Patrick Cloutier, propriétaire de la Boucherie du Terroir, et Martin Dion, propriétaire de Volailles des Cantons, ont fait don de 250 kilos de viande à Moisson Estrie mardi, au grand bonheur de sa directrice générale, Geneviève Côté.
Patrick Cloutier, propriétaire de la Boucherie du Terroir, et Martin Dion, propriétaire de Volailles des Cantons, ont fait don de 250 kilos de viande à Moisson Estrie mardi, au grand bonheur de sa directrice générale, Geneviève Côté.

250 kilos de viande pour Moisson Estrie

Chloé Cotnoir
Chloé Cotnoir
La Tribune
La Boucherie du Terroir et les Volailles des Cantons ont fait don de 250 kilos de viande à Moisson Estrie.

En valeur marchande, cela représente un don de quelque 3500 $. L’idée est venue du propriétaire de la Boucherie du Terroir.

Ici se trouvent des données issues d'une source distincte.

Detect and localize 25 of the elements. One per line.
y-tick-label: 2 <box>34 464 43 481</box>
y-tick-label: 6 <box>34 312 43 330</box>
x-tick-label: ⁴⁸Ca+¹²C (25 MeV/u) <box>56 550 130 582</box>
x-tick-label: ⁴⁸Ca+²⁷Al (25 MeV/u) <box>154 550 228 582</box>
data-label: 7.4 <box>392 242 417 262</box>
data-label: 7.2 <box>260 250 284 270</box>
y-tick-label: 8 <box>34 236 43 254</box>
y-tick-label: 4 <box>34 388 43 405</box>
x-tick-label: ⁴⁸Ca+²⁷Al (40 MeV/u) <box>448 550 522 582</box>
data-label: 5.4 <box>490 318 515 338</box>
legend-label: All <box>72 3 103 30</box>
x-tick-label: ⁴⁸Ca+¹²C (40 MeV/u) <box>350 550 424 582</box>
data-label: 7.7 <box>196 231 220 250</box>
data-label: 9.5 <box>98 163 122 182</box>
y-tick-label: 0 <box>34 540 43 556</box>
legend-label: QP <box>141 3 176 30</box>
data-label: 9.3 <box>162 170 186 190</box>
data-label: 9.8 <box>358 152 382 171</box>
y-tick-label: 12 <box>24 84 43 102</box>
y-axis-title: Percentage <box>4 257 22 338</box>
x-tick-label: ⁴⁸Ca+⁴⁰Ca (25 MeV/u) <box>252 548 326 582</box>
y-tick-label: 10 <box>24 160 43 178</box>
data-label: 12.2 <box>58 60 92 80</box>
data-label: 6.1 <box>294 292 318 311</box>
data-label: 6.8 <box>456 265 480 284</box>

« Nous nos affaires vont très bien. Nos ventes sont en croissance, explique Patrick Cloutier. Nous avons décidé de redonner de cette façon et j’avais entendu que les réserves de Moisson Estrie diminuaient. »

Dans les dernières semaines, les clients des deux succursales de la boucherie étaient invités à s’acheter un filet mignon complet en rabais. À chaque achat, la boucherie s’engageait à donner 1 kilogramme de poulet haché.

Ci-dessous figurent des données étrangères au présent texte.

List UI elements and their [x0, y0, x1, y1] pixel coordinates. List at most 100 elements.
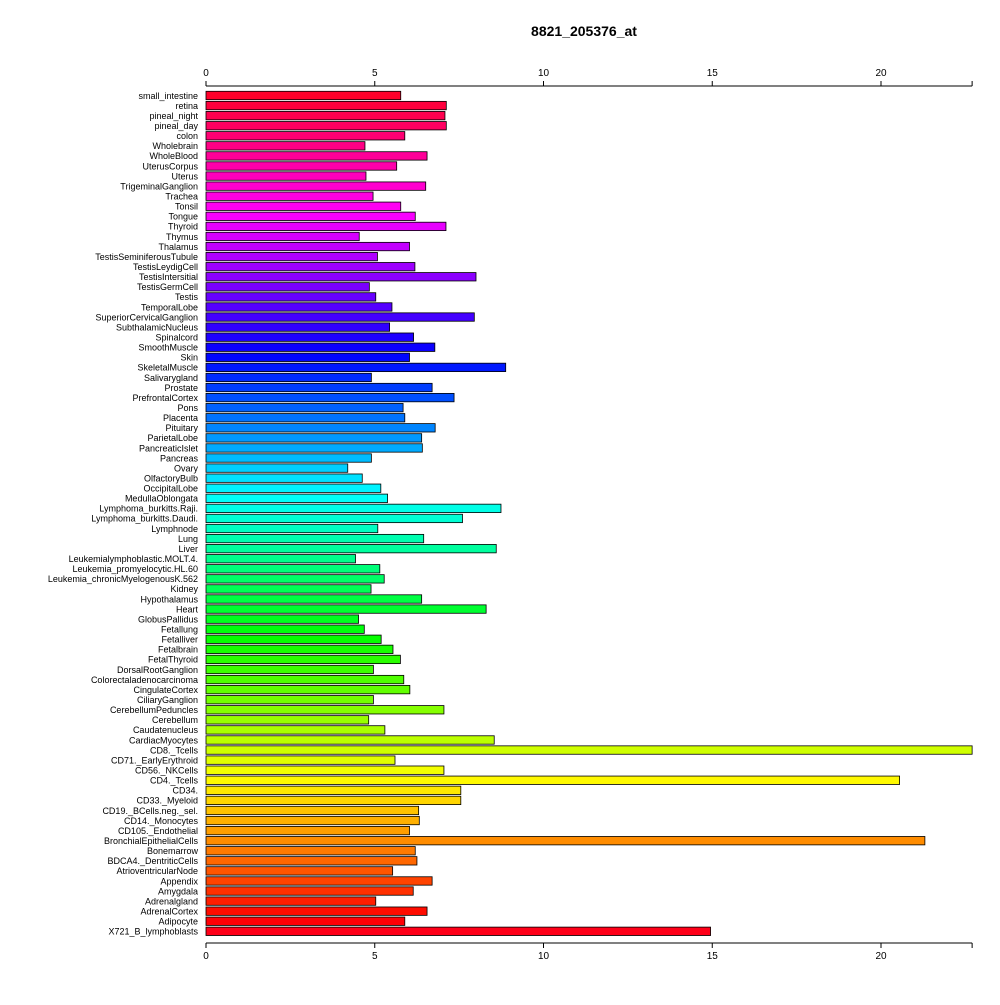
- category-label: Pancreas: [160, 453, 199, 463]
- bar-PrefrontalCortex: [205, 392, 455, 403]
- bar-Lymphoma_burkitts.Raji.: [205, 503, 502, 513]
- bar-SuperiorCervicalGanglion: [205, 312, 475, 322]
- category-label: Prostate: [164, 383, 198, 393]
- bar-CD19._BCells.neg._sel.: [205, 805, 420, 816]
- bar-CD56._NKCells: [205, 765, 445, 775]
- category-label: UterusCorpus: [142, 161, 198, 171]
- bar-Colorectaladenocarcinoma: [205, 674, 405, 685]
- bar-Pons: [205, 403, 404, 413]
- category-label: Adipocyte: [158, 917, 198, 927]
- bar-GlobusPallidus: [205, 614, 359, 624]
- bar-Leukemialymphoblastic.MOLT.4.: [205, 554, 356, 564]
- category-label: X721_B_lymphoblasts: [108, 927, 198, 937]
- bar-Cerebellum: [205, 715, 370, 725]
- x-axis-bottom: 0 5 10 15 20: [203, 942, 973, 962]
- category-label: Fetalliver: [161, 635, 198, 645]
- category-label: ParietalLobe: [147, 433, 198, 443]
- bar-Lung: [205, 533, 425, 544]
- category-label: Uterus: [171, 171, 198, 181]
- category-label: MedullaOblongata: [125, 494, 198, 504]
- category-label: OccipitalLobe: [143, 484, 198, 494]
- bar-AtrioventricularNode: [205, 866, 394, 876]
- category-label: CD4._Tcells: [150, 776, 199, 786]
- category-label: CD19._BCells.neg._sel.: [102, 806, 198, 816]
- x-axis-bottom-tick-label: 10: [538, 951, 550, 962]
- category-label: Salivarygland: [144, 373, 198, 383]
- bar-Prostate: [205, 382, 433, 393]
- category-label: Colorectaladenocarcinoma: [91, 675, 198, 685]
- bar-Adrenalgland: [205, 896, 377, 906]
- bar-FetalThyroid: [205, 654, 401, 665]
- bar-CD34.: [205, 785, 462, 795]
- bar-PancreaticIslet: [205, 443, 423, 453]
- bar-Wholebrain: [205, 141, 366, 151]
- category-label: Fetalbrain: [158, 645, 198, 655]
- category-label: AtrioventricularNode: [116, 866, 198, 876]
- category-label: Pituitary: [165, 423, 198, 433]
- category-label: CD71._EarlyErythroid: [111, 755, 198, 765]
- bar-CD33._Myeloid: [205, 795, 462, 806]
- category-label: TestisIntersitial: [139, 272, 198, 282]
- bar-BDCA4._DentriticCells: [205, 856, 418, 866]
- category-label: Appendix: [160, 876, 198, 886]
- bar-pineal_day: [205, 121, 447, 131]
- category-label: Kidney: [170, 584, 198, 594]
- category-label: TemporalLobe: [141, 302, 198, 312]
- bar-Trachea: [205, 191, 374, 201]
- bar-CD14._Monocytes: [205, 815, 420, 826]
- category-label: Hypothalamus: [140, 594, 198, 604]
- category-label: Trachea: [165, 192, 198, 202]
- bar-Fetallung: [205, 624, 365, 634]
- bar-Kidney: [205, 584, 372, 594]
- category-label: PancreaticIslet: [139, 443, 199, 453]
- bar-AdrenalCortex: [205, 906, 428, 916]
- category-label: Tonsil: [175, 202, 198, 212]
- bar-ParietalLobe: [205, 433, 423, 443]
- bar-TestisIntersitial: [205, 272, 477, 282]
- bars-group: [205, 90, 973, 936]
- bar-Appendix: [205, 876, 433, 886]
- category-label: Bonemarrow: [147, 846, 199, 856]
- category-label: CerebellumPeduncles: [110, 705, 199, 715]
- bar-pineal_night: [205, 111, 446, 121]
- chart-title: 8821_205376_at: [531, 23, 637, 39]
- category-label: Lung: [178, 534, 198, 544]
- x-axis-top-tick-label: 10: [538, 68, 550, 79]
- bar-Fetalliver: [205, 634, 382, 644]
- category-label: SmoothMuscle: [138, 343, 198, 353]
- category-label: Lymphoma_burkitts.Daudi.: [91, 514, 198, 524]
- category-label: CD56._NKCells: [135, 765, 199, 775]
- bar-Fetalbrain: [205, 644, 394, 654]
- category-label: CingulateCortex: [133, 685, 198, 695]
- bar-OlfactoryBulb: [205, 473, 363, 483]
- bar-Pancreas: [205, 453, 372, 463]
- category-label: Amygdala: [158, 886, 198, 896]
- category-label: Ovary: [174, 463, 199, 473]
- bar-Thymus: [205, 231, 360, 242]
- category-label: Liver: [178, 544, 198, 554]
- bar-CardiacMyocytes: [205, 735, 495, 745]
- category-label: Testis: [175, 292, 199, 302]
- category-label: Fetallung: [161, 625, 198, 635]
- bar-Leukemia_promyelocytic.HL.60: [205, 564, 381, 574]
- bar-Lymphoma_burkitts.Daudi.: [205, 513, 463, 524]
- category-label: CD8._Tcells: [150, 745, 199, 755]
- bar-small_intestine: [205, 90, 402, 101]
- bar-MedullaOblongata: [205, 493, 388, 503]
- x-axis-top-tick-label: 20: [875, 68, 887, 79]
- category-label: SubthalamicNucleus: [116, 322, 199, 332]
- bar-CD4._Tcells: [205, 775, 900, 785]
- bar-Lymphnode: [205, 523, 379, 534]
- category-label: Thalamus: [158, 242, 198, 252]
- bar-Thyroid: [205, 221, 447, 232]
- bar-CD71._EarlyErythroid: [205, 755, 396, 765]
- category-label: GlobusPallidus: [138, 614, 199, 624]
- bar-Thalamus: [205, 241, 410, 252]
- category-label: small_intestine: [138, 91, 198, 101]
- bar-CiliaryGanglion: [205, 695, 374, 705]
- x-axis-bottom-tick-label: 5: [372, 951, 378, 962]
- bar-TestisGermCell: [205, 282, 370, 292]
- category-label: CD105._Endothelial: [118, 826, 198, 836]
- category-label: BronchialEpithelialCells: [104, 836, 199, 846]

« Les clients ont bien embarqué. J’ai appelé mon producteur de volaille pour savoir s’il voulait embarquer et il a tout de suite dit oui », souligne M. Cloutier.

« Quand j’ai contacté Moisson Estrie pour leur dire ça, ils étaient super contents et nous ça nous fait plaisir de les aider », partage le propriétaire.

Ventes en croissance

Patrick Cloutier se considère chanceux : les ventes de son commerce vont très bien.

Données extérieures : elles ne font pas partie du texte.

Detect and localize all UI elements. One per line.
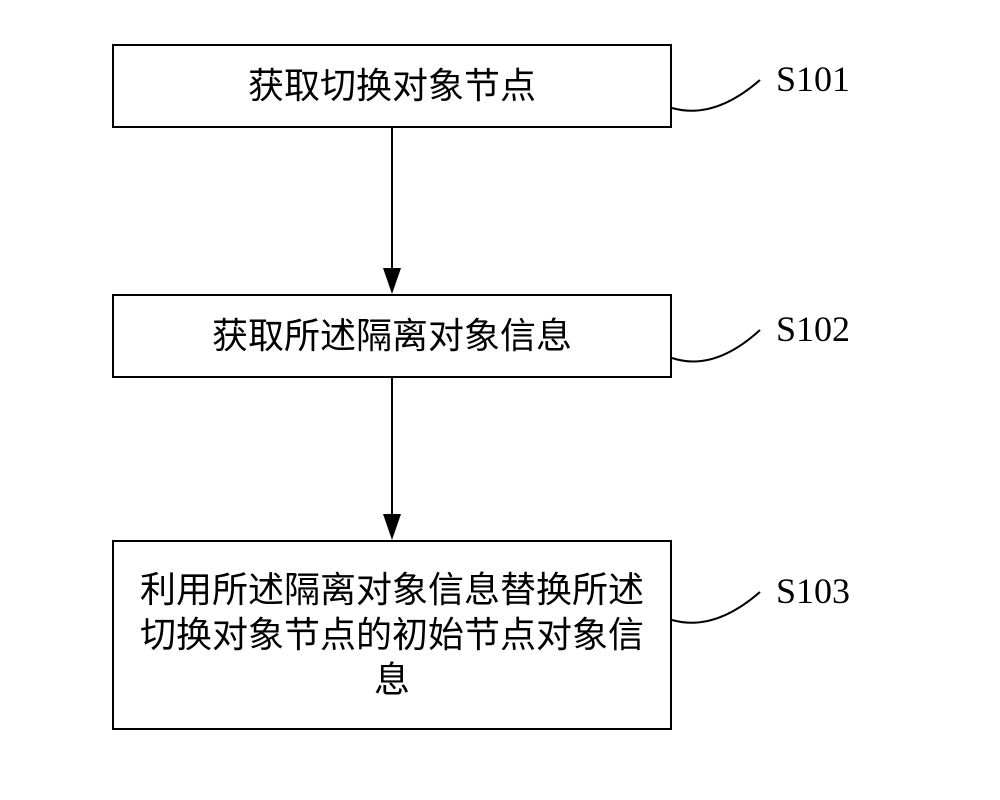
flow-node-text: 利用所述隔离对象信息替换所述 切换对象节点的初始节点对象信 息 xyxy=(140,568,644,703)
flow-node-s102: 获取所述隔离对象信息 xyxy=(112,294,672,378)
step-label-s102: S102 xyxy=(776,308,850,350)
flowchart-canvas: 获取切换对象节点 S101 获取所述隔离对象信息 S102 利用所述隔离对象信息替换所述… xyxy=(0,0,1000,800)
flow-node-s103: 利用所述隔离对象信息替换所述 切换对象节点的初始节点对象信 息 xyxy=(112,540,672,730)
arrow-s102-to-s103 xyxy=(372,378,412,540)
flow-node-text: 获取所述隔离对象信息 xyxy=(212,314,572,359)
arrow-s101-to-s102 xyxy=(372,128,412,294)
flow-node-text: 获取切换对象节点 xyxy=(248,64,536,109)
step-label-s103: S103 xyxy=(776,570,850,612)
step-label-s101: S101 xyxy=(776,58,850,100)
flow-node-s101: 获取切换对象节点 xyxy=(112,44,672,128)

« Il y a beaucoup de monde qui rentre dans le commerce. »

Tellement qu’il jongle avec l’idée d’instaurer de nouvelles mesures de protection dans ses succursales.

« Je crois que je vais devoir mettre quelqu’un à la porte pour éviter que trop de personnes rentrent en même temps. Surtout le samedi, les clients sont très nombreux », explique le propriétaire qui jongle avec l’idée d’imposer le port du masque à sa clientèle.

« J’y réfléchis. C’est pour protéger mon équipe et ma clientèle. Je ne peux pas me permettre qu’un membre de l’équipe attrape la COVID comme ce fut le cas dans les abattoirs », conclut M. Cloutier.